17.7 The Parties are not entitled to disclose confidential information relating to the arbitration proceedings to any third party, including information on any decision or arbitration award, unless the other Party has consented in writing to each individual disclosure. However, either Party is entitled to disclose information relating to the arbitration proceedings to a third party if such disclosure is made to protect its interests in relation to the other Party or to comply with current legislation or public authority decisions, or if such disclosure is required under any listing agreements.
17.8 If any provision of General Terms & Conditions is or becomes voidable, invalid, illegal or unenforceable under the legislation of any jurisdiction, that will not affect or impair the validity, legality or enforceability of the reminder of these General Terms & Conditions in that jurisdiction and these General Terms & Conditions shall be read and construed and take effect for all purposes as if that provision were not contained in the Agreement.
18.1 DWS shall at its sole discretion be entitled to have the DWS Services in whole or in part performed by subcontractors unless otherwise stated in the Agreement. Further, DWS may assign any right or subcontract any obligation under these General Terms and Conditions to an affiliated company.
19.1 The Client may not assign the Agreement or its obligations hereunder to a third party nor to another group entity such as a subsidiary or a mother company without the prior written consent of DWS.
20.1 The Agreement and these General Terms & Conditions contain the entire agreement between the parties regarding the DWS Services, and all prior or contemporaneous agreements, understandings, representations and statements, oral or written, are merged herein.

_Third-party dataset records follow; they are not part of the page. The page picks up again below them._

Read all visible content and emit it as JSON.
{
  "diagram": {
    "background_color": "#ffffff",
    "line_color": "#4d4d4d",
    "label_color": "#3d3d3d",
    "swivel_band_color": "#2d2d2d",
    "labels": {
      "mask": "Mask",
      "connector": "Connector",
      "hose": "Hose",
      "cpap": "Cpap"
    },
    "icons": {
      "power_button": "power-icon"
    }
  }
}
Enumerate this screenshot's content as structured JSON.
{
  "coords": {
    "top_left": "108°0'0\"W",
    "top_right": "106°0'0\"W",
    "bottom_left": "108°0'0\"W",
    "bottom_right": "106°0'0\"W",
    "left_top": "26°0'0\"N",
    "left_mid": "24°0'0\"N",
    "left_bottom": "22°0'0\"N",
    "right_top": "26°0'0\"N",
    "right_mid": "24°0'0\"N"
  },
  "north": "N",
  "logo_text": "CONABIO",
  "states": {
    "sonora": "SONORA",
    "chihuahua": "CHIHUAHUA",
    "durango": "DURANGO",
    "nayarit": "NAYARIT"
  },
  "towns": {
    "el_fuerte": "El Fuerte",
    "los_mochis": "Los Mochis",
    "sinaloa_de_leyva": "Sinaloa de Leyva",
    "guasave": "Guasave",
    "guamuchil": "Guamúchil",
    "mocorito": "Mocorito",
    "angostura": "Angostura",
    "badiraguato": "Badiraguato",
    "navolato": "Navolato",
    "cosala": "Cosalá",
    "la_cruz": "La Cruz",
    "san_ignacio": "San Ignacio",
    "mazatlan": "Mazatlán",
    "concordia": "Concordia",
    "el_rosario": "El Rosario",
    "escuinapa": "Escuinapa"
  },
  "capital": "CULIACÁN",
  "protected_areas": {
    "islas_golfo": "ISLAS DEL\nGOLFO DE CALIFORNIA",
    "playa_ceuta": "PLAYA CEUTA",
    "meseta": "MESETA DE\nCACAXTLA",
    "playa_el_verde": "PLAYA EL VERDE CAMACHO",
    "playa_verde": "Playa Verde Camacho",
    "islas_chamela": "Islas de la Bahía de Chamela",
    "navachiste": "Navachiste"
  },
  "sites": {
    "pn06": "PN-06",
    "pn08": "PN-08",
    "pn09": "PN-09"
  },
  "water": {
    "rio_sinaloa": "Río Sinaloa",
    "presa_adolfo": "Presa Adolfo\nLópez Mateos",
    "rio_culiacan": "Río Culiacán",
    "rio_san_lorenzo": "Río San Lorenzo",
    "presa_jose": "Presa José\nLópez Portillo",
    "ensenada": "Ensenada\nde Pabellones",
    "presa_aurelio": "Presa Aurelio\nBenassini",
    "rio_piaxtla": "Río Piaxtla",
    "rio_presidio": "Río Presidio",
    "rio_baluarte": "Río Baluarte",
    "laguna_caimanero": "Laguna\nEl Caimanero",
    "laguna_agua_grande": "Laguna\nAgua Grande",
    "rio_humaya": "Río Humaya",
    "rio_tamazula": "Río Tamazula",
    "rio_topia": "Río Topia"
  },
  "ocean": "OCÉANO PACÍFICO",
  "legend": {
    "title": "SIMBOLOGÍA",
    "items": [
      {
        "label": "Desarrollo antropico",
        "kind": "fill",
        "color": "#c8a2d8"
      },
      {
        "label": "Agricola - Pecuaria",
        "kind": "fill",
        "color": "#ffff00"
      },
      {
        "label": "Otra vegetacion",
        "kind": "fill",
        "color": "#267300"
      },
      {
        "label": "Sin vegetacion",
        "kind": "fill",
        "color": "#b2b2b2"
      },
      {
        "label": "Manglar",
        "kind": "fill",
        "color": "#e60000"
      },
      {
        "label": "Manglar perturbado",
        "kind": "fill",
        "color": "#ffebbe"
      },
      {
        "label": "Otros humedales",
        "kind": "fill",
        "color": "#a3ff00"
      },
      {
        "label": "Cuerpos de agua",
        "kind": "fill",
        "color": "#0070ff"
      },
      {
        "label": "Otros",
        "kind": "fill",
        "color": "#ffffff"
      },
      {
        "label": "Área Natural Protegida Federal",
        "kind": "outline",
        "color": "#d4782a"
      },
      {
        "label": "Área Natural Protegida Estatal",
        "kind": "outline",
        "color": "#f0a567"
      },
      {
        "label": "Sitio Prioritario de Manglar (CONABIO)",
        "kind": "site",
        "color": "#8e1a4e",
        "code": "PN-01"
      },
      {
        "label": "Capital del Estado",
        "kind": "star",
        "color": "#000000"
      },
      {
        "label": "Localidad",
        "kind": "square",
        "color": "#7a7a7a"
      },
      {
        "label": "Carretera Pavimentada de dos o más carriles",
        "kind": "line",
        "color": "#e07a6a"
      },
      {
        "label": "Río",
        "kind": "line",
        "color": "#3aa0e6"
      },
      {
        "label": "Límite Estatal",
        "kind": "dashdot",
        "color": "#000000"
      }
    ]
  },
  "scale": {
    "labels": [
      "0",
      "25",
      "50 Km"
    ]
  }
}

21.1 No amendments of these General Terms & Conditions, or any waiver of any provision, shall be effective unless the amendment or waiver is made in writing and signed by the Client and DWS.
22.1 The provisions of these General Terms & Conditions shall not be construed more strictly against one party than against the other merely by virtue of the fact that they may have been prepared primarily by one of the parties.